I learned from someone who knows this guy, who attended his arraignment this morning, that he was told that he was in violation of 24.7, which is appropriate cause he was drunk, but that he would not be reinstated to the program because he had been arrested AT the 24/7 Program after an altercation that happened while he was there.
How can they say that, when he was clearly arrested at a totally different location, in a whole different part of town from the 24/7 program, and there was no altercation that happened. I think I need to get on this, because it has me wondering how many other times this type of “oops” has happened.”
Her Facebook page post looks like this:
Notice the intro “ANOTHER case where the RCPD overreacted” Quite inflammatory and a very bold statement given the fact she was quite happy to have us arrive on scene to assist her. The related comments from her friends take it even further:
So, we did as she asked. We looked into it.
I probably shouldn’t do this and I probably won’t do it in the future, but I am going to answer this complaint in the same public venue it was received: social media.
Here are the facts: Someone called the 911 Center to report this incident and ask for our help. That caller was … (drum roll) the same person who made the complaint about our response. During this call, she stated these, among other things:
“I need some help getting someone out of my house” and went on to describe how her boyfriend was chasing her. She yelled “get away from me!” three times during this call. She told the dispatcher “he’s a violent person.” She was obviously in distress – I listened to the 911 call myself.
An additional important fact is that our officer pointed her Taser, not her pistol, at the man. Another thing you need to know is that the “24/7” program is used as a condition of pre-trial release from custody and requires the program participant (in this case the boyfriend) to submit to a breath test once or twice per day to insure they aren’t drinking. This man took the breath test at 7:42 am that day, five hours prior to the disturbance and he was sober. At the time of his arrest, somewhere around 12:30 pm, his blood alcohol was .22 (nearly three times the legal limit for driving drunk). He deserved to be arrested and whether someone in court said he was arrested “at 24/7” or at her house is immaterial. The facts and charge are solid.
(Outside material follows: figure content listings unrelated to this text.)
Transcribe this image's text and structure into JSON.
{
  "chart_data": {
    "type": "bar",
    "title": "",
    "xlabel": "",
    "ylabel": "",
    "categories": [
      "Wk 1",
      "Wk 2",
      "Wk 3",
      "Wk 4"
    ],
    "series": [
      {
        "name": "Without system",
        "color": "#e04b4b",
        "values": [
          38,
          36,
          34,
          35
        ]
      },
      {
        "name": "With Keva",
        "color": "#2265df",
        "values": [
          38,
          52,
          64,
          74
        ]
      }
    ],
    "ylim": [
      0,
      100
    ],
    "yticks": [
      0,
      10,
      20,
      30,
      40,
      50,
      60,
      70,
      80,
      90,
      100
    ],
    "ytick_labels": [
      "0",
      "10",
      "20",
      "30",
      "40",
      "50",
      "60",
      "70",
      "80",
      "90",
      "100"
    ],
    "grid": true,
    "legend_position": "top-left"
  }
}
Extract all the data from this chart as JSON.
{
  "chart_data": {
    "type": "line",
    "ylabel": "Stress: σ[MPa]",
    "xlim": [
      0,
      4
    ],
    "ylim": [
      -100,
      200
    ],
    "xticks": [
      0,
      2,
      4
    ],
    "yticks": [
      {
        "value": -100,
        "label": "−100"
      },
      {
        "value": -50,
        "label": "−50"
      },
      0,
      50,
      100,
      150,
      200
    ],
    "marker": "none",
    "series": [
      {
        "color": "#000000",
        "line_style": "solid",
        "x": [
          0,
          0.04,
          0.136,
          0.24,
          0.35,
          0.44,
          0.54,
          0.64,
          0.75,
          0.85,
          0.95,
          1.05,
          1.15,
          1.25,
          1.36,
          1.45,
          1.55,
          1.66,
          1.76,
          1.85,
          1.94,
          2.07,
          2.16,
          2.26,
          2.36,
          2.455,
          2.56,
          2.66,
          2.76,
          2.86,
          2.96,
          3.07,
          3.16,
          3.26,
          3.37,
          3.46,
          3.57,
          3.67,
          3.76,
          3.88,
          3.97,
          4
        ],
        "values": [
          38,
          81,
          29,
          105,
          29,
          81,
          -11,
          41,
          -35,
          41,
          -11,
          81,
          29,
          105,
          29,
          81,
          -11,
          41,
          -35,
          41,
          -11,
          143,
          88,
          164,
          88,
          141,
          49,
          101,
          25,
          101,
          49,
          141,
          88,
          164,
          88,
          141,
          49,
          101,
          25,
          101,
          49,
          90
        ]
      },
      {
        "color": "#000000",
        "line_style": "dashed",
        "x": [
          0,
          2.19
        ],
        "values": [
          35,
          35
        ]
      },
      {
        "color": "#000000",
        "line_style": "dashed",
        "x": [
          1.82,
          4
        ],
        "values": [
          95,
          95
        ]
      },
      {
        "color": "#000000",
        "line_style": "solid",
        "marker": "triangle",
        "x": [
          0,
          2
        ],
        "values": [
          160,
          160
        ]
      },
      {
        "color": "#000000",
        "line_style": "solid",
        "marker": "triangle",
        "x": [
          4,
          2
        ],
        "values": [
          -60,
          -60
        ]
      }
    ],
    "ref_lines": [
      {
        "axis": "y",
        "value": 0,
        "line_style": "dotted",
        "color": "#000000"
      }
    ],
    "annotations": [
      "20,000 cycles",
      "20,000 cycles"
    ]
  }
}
One final factoid – the ambulance was called because he stumbled into a cactus and had quills stuck in him.
We conduct routine reviews of uses of force by police officers, and this one is by the book.
The complaining party lied on social media and to us, gained support for her lie, rallied some friends against us and unnecessarily caused an expense on the tax payers by asking us to review the incident. How embarrassing for her. In addition she is employed as a news reporter for a Native American newspaper. What should her readers believe?
Race relations are complicated enough without willful lies and underhanded tactics like this. I am glad we had the resources to help this woman – that’s our job and we are proud to do it. But in this case I believe a written apology is due the employees of our Department.
Finally, please do not comment on this post with hateful or racially inflammatory statements. I will not “approve” them and they will not help the situation.